If signatures aren’t an exact match, clerks have broad discretion to consider the voter has aged, the surface they signed on, name abbreviations and “any other plausible reason given by the voter that satisfies the clerk when following up on a questionable signature.”
Voters also have a chance to “cure” a rejected signature by filling out a separate form, which allows them to cite a medical condition, advancing age or “the number of years that have elapsed” since they last provided a signature for a driver’s license or voter registration.

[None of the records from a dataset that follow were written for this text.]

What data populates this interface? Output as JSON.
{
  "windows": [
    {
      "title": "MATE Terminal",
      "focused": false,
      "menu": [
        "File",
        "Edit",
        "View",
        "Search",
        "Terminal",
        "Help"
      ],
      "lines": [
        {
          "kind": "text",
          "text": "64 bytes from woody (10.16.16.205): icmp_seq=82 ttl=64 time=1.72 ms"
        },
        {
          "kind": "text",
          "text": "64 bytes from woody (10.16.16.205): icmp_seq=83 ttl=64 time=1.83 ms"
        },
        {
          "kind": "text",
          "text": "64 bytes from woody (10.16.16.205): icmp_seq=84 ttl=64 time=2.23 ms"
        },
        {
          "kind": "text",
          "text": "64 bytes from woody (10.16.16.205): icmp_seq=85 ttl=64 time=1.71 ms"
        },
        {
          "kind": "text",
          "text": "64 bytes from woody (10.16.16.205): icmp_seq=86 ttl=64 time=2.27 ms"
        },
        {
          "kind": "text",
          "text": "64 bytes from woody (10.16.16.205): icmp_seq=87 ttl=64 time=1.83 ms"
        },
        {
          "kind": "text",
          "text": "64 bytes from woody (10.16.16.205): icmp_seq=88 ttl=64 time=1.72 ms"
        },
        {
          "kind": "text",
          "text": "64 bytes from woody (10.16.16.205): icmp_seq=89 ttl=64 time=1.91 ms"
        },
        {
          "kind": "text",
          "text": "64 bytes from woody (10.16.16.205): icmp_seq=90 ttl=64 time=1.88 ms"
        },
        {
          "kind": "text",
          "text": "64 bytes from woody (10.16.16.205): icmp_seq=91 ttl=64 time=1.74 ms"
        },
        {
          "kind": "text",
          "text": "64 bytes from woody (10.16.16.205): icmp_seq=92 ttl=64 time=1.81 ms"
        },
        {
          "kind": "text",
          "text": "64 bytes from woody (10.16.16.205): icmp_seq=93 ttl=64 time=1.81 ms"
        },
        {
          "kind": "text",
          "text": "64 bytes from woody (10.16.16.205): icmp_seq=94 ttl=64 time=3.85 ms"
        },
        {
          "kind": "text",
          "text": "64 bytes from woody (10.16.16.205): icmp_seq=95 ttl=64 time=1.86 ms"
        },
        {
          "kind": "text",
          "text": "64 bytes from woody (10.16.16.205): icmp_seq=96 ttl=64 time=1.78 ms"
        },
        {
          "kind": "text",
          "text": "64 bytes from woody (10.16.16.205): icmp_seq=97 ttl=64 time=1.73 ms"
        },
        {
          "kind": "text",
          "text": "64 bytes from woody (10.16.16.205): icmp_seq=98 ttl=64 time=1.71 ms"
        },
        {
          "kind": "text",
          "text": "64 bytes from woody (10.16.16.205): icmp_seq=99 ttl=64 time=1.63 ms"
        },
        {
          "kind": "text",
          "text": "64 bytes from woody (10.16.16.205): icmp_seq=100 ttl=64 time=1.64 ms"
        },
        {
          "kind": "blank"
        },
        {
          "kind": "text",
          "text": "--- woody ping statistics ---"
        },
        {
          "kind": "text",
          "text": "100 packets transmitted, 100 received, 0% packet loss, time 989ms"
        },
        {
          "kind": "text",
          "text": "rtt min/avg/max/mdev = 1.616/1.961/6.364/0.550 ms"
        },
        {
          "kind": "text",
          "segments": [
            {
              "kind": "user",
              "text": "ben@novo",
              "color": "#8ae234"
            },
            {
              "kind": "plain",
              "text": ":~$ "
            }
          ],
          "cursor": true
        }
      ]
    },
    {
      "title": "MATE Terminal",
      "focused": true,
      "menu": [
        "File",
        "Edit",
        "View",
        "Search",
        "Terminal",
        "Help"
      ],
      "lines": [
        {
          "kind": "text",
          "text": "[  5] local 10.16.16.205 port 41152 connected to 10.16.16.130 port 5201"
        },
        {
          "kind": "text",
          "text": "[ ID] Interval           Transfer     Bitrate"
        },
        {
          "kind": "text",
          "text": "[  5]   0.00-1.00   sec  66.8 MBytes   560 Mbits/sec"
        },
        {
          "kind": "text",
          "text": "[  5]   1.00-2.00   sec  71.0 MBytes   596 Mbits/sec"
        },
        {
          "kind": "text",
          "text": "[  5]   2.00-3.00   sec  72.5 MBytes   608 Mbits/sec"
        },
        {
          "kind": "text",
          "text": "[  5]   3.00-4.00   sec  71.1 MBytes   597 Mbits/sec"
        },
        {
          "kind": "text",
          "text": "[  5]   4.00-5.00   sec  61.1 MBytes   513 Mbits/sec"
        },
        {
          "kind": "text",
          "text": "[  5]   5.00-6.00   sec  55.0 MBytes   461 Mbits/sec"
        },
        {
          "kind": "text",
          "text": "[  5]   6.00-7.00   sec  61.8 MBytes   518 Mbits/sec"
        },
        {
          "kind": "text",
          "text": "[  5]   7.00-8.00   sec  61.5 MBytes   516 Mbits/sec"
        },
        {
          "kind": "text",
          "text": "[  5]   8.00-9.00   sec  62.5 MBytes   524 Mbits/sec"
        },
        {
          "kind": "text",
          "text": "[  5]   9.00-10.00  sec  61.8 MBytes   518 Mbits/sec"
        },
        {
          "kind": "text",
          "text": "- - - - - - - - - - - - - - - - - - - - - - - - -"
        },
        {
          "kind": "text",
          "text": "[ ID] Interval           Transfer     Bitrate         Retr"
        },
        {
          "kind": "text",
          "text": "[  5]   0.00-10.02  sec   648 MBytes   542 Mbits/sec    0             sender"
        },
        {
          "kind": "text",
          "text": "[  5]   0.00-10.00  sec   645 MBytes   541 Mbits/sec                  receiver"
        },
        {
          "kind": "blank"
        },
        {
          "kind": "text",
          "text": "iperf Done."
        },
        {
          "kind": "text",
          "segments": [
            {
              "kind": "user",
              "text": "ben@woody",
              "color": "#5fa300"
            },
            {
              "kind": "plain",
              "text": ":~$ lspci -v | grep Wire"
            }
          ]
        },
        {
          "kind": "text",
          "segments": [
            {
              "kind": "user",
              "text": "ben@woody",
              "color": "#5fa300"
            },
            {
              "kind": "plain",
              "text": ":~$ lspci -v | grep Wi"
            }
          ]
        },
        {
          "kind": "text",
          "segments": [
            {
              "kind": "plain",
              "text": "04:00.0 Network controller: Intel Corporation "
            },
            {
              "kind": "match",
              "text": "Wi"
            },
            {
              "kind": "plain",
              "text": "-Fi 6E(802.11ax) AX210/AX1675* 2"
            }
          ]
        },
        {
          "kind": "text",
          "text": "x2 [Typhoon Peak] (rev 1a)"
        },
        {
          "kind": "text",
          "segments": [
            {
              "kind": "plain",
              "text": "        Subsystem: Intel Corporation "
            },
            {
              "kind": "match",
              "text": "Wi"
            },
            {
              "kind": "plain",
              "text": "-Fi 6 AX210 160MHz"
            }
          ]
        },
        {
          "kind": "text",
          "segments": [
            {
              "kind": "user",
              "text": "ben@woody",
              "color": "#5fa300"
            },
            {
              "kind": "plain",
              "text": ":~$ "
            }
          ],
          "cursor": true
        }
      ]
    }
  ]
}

The state has identified “commonsense reasons” to allow signature variations, Michigan Court of Claims Judge Christopher Yates wrote in a June opinion. The law “modestly offers real-world explanations consistent with the generous approach to signature verification that our legislature has prescribed,” he wrote.
But in the same opinion, Yates wrote that a 2023 directive from Michigan Secretary of State Jocelyn Benson’s office for clerks to initially presume the validity of absentee ballot signatures was "a foul under Michigan law.”
He ordered the state to remove the "initial presumption of validity" from a guidance manual provided to local clerks.